Alla relazione “Per restare e crescere in salute” del Presidente Don Giacomo Panizza è seguito l´intervento puntuale di Antonio Bevacqua, Segretario generale della Fp CISL Calabria su “I punti forti e le debolezze del comparto della sanità in Calabria”. Undici gruppi di studio hanno analizzato l’argomento da diversi punti di vista, e col dottor Massimo Campedelli, Sociologo, hanno esaminato “Le indefinite dimensioni della salute”in una regione in cui il comparto sanitario rimane farraginoso rispetto agli smisurati bisogni esistenti. I servizi gestiti dalla Progetto Sud, spiegano “promuovono salute quando si prendono cura delle persone con disabilità, con dipendenza da droghe, alcol o azzardopatie. Tutelano la salute quando prevengono malattie sia alle donne costrette in strada a prostituirsi che ai “clienti” e ai loro familiari. Fanno salute quando coinvolgono le comunità locali ad accogliere gli stranieri o gli italiani esclusi dalla vita sociale. Producono salute quando sui mass media e i social diffondono informazioni utili al benessere delle famiglie. Ci sarebbe ancor più salute se ci fossero scambi più cooperativi tra le Istituzioni e i servizi pubblici e privati”.

La salute, infatti, precisano “non viene veicolata solo dall’ospedale ma anche da varie realtà territoriali appropriate, come il lavoro, la scuola, lo sport, le opportunità di benessere attraverso agenzie e servizi validi.
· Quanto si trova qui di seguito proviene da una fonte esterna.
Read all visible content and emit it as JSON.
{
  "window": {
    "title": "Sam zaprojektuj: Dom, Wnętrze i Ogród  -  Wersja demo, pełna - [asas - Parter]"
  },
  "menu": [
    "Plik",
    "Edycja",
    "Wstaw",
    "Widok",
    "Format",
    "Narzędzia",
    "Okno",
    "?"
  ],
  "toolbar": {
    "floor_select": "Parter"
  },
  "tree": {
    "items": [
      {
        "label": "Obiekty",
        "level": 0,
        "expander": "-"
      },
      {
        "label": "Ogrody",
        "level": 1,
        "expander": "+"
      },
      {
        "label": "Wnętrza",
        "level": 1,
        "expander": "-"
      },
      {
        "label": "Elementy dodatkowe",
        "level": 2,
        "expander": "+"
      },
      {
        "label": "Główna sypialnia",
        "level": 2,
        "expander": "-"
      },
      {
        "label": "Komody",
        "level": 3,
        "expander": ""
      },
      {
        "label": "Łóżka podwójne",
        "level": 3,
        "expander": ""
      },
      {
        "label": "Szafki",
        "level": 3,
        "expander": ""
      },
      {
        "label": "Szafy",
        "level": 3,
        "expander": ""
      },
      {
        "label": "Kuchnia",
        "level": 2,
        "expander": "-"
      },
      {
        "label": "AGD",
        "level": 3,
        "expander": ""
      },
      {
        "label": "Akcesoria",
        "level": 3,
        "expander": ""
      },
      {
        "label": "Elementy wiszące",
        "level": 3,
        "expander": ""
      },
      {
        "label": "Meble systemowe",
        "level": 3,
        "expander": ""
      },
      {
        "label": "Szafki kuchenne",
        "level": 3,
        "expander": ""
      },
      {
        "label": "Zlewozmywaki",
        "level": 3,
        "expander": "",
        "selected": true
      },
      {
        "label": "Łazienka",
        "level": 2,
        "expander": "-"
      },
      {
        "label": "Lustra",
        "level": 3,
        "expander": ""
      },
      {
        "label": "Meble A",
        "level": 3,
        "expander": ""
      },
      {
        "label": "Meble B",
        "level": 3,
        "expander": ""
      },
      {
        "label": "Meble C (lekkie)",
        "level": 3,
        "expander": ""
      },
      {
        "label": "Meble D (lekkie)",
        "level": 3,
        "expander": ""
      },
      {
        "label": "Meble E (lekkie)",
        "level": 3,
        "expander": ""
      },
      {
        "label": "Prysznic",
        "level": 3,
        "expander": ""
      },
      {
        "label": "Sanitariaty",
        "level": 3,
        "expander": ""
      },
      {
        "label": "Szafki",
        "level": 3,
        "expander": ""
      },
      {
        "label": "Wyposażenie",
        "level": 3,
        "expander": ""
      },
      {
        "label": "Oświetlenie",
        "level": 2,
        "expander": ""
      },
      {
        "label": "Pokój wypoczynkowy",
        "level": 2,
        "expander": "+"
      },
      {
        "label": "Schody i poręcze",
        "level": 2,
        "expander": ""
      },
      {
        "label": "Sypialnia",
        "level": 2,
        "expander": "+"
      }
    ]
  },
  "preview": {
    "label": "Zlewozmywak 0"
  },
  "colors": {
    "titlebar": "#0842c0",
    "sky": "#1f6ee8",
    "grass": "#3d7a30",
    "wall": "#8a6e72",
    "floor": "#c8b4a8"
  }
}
Purtroppo, stiamo arretrando verso un sistema di delega e paternalistico piuttosto che avanzare verso uno democratico e partecipato. Diventa necessario liberare il comparto della sanità calabrese da questioni afferenti al mero potere. Il salto vero sarà quello capace di offrire risposte di salute alla popolazione; di mettere in campo professioni sociali, sanitarie e educative a regime con gli standard nazionali dei livelli essenziali di assistenza; di impiegare i nostri giovani titolati che impoverirebbero la Calabria semplicemente andandosene altrove. La salute può tanto aiutare la libertà e la libertà aiutare la salute. Nessuno le regala, vanno prese”.

In finale l’incontro si è soffermato sul ruolo futuro dei soggetti che offrono l’assistenza in Italia. “Senza sorprenderci, abbiamo constatato – concludono - che le famiglie rappresentano il quarto pilastro del welfare e che per l’assistenza esse spendono più di quanto spendono i loro comuni, seppur parecchie sopportino pesanti indebitamenti. Da questo, accanto all’importanza di considerare i soggetti che organizzano l’assistenza, abbiamo approfondito il se e il come poter organizzare chi ne ha bisogno al fine di fare in modo che la spesa privata di una famiglia, su un bisogno uguale a quello di altre famiglie, possa venire compartecipata. È importante che il “cliente” solitario divenga collettivo. È apprezzabile ripensare il mutualismo tra famiglie con persone con disabilità, con componenti non autosufficienti, con altri che se rimarranno soli possano avere un'altra chance per ri-fare casa e famiglia. Ci è piaciuto riproporre la mutualità come altro nome della solidarietà, a patto che lo Stato e le sue istituzioni non lascino sole le persone nelle situazioni di bisogno ma facciano bene e fino in fondo la loro parte”.